Saturday, August 29, 2020

How To Read Stock Charts: Moving Averages

Here is the link. 

 

Moving averages are a crucial component of how to read stock charts. We'll show you how looking at these trend lines can cut through the noise of daily chart action and give you a clearer picture of what's happening.

One handy way to figure out if a stock is on a roll is to look at its moving averages, which track the average closing share price over a certain period of time. Why look at these trend lines? Well, for one thing, they cut through the noise of daily chart action and can give you a clearer picture of what’s happening. The 50-day moving average is the red line on this chart. If it’s climbing upward, that means the stock is trending higher – always a good a sign. 200-day moving average: the average share price over the last 200 days of trading. It’s also a fine way to figure out where the big money is moving.

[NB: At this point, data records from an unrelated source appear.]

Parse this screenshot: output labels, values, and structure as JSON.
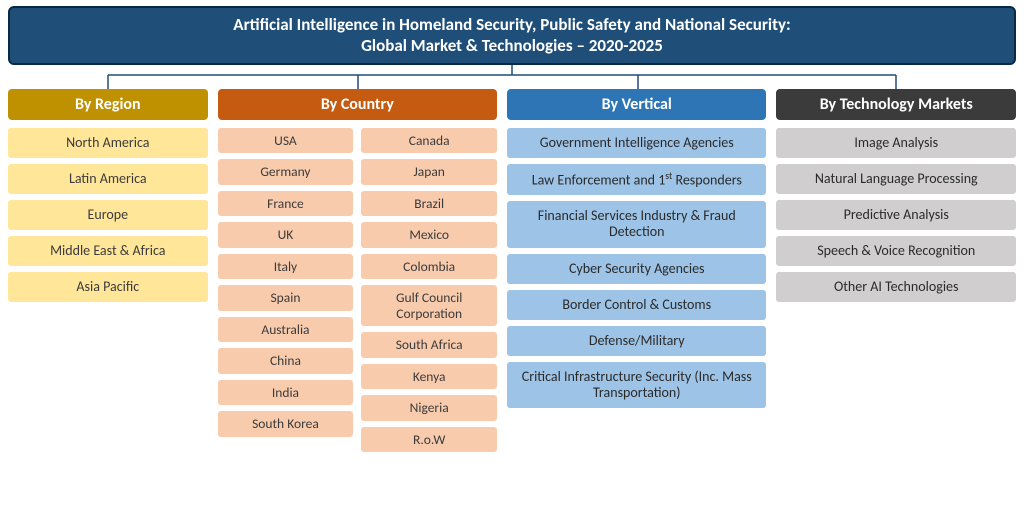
{
  "title": {
    "line1": "Artificial Intelligence in Homeland Security, Public Safety and National Security:",
    "line2": "Global Market & Technologies – 2020-2025",
    "bg": "#1f4e79",
    "color": "#ffffff",
    "border": "#0a2a44",
    "fontsize": 17
  },
  "connector": {
    "line_color": "#1f4e79",
    "stroke_width": 1.5
  },
  "categories": {
    "region": {
      "label": "By Region",
      "header_bg": "#bf9000",
      "header_color": "#ffffff",
      "item_bg": "#ffe699",
      "item_color": "#3b3b3b",
      "items": [
        "North America",
        "Latin America",
        "Europe",
        "Middle East & Africa",
        "Asia Pacific"
      ]
    },
    "country": {
      "label": "By Country",
      "header_bg": "#c55a11",
      "header_color": "#ffffff",
      "item_bg": "#f8cbad",
      "item_color": "#3b3b3b",
      "col1": [
        "USA",
        "Germany",
        "France",
        "UK",
        "Italy",
        "Spain",
        "Australia",
        "China",
        "India",
        "South Korea"
      ],
      "col2": [
        "Canada",
        "Japan",
        "Brazil",
        "Mexico",
        "Colombia",
        "Gulf Council Corporation",
        "South Africa",
        "Kenya",
        "Nigeria",
        "R.o.W"
      ]
    },
    "vertical": {
      "label": "By Vertical",
      "header_bg": "#2e75b6",
      "header_color": "#ffffff",
      "item_bg": "#9dc3e6",
      "item_color": "#2a2a2a",
      "items": [
        "Government Intelligence Agencies",
        "Law Enforcement and 1<sup>st</sup> Responders",
        "Financial Services Industry & Fraud Detection",
        "Cyber Security Agencies",
        "Border Control & Customs",
        "Defense/Military",
        "Critical Infrastructure Security (Inc. Mass Transportation)"
      ]
    },
    "tech": {
      "label": "By Technology Markets",
      "header_bg": "#3b3b3b",
      "header_color": "#ffffff",
      "item_bg": "#d0cece",
      "item_color": "#2a2a2a",
      "items": [
        "Image Analysis",
        "Natural Language Processing",
        "Predictive Analysis",
        "Speech & Voice Recognition",
        "Other AI Technologies"
      ]
    }
  }
}
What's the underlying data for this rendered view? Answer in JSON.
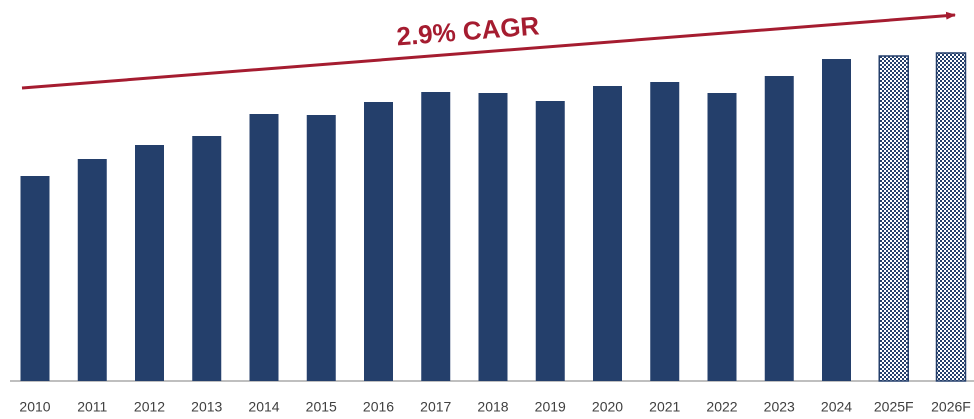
{
  "chart_data": {
    "type": "bar",
    "annotation": "2.9% CAGR",
    "categories": [
      "2010",
      "2011",
      "2012",
      "2013",
      "2014",
      "2015",
      "2016",
      "2017",
      "2018",
      "2019",
      "2020",
      "2021",
      "2022",
      "2023",
      "2024",
      "2025F",
      "2026F"
    ],
    "values": [
      205,
      222,
      236,
      245,
      267,
      266,
      279,
      289,
      288,
      280,
      295,
      299,
      288,
      305,
      322,
      325,
      328
    ],
    "color": "#243f6b",
    "hatch": [
      false,
      false,
      false,
      false,
      false,
      false,
      false,
      false,
      false,
      false,
      false,
      false,
      false,
      false,
      false,
      true,
      true
    ],
    "ylim": [
      0,
      330
    ]
  }
}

Institutional investors often use the 50-day line as a reference point, buying more shares when a stock pulls back to the moving average. And when shares rebound higher off the key level as a result, we call that “finding support.” Why is that important? Because those brief pullbacks can lead to additional buying opportunities for individual investors like you. On the flip side, when a stock crumbles below a moving average in heavy volume, we call that “breaking support.” And when a stock has trouble getting back above that line, we call that “hitting resistance.” And that might mean that the big investors aren’t as interested in the stock as they used to be. As always, make sure you’re keeping an eye on volume, because that’s how you know just how aggressively fund managers and other major players are moving into or out of a stock.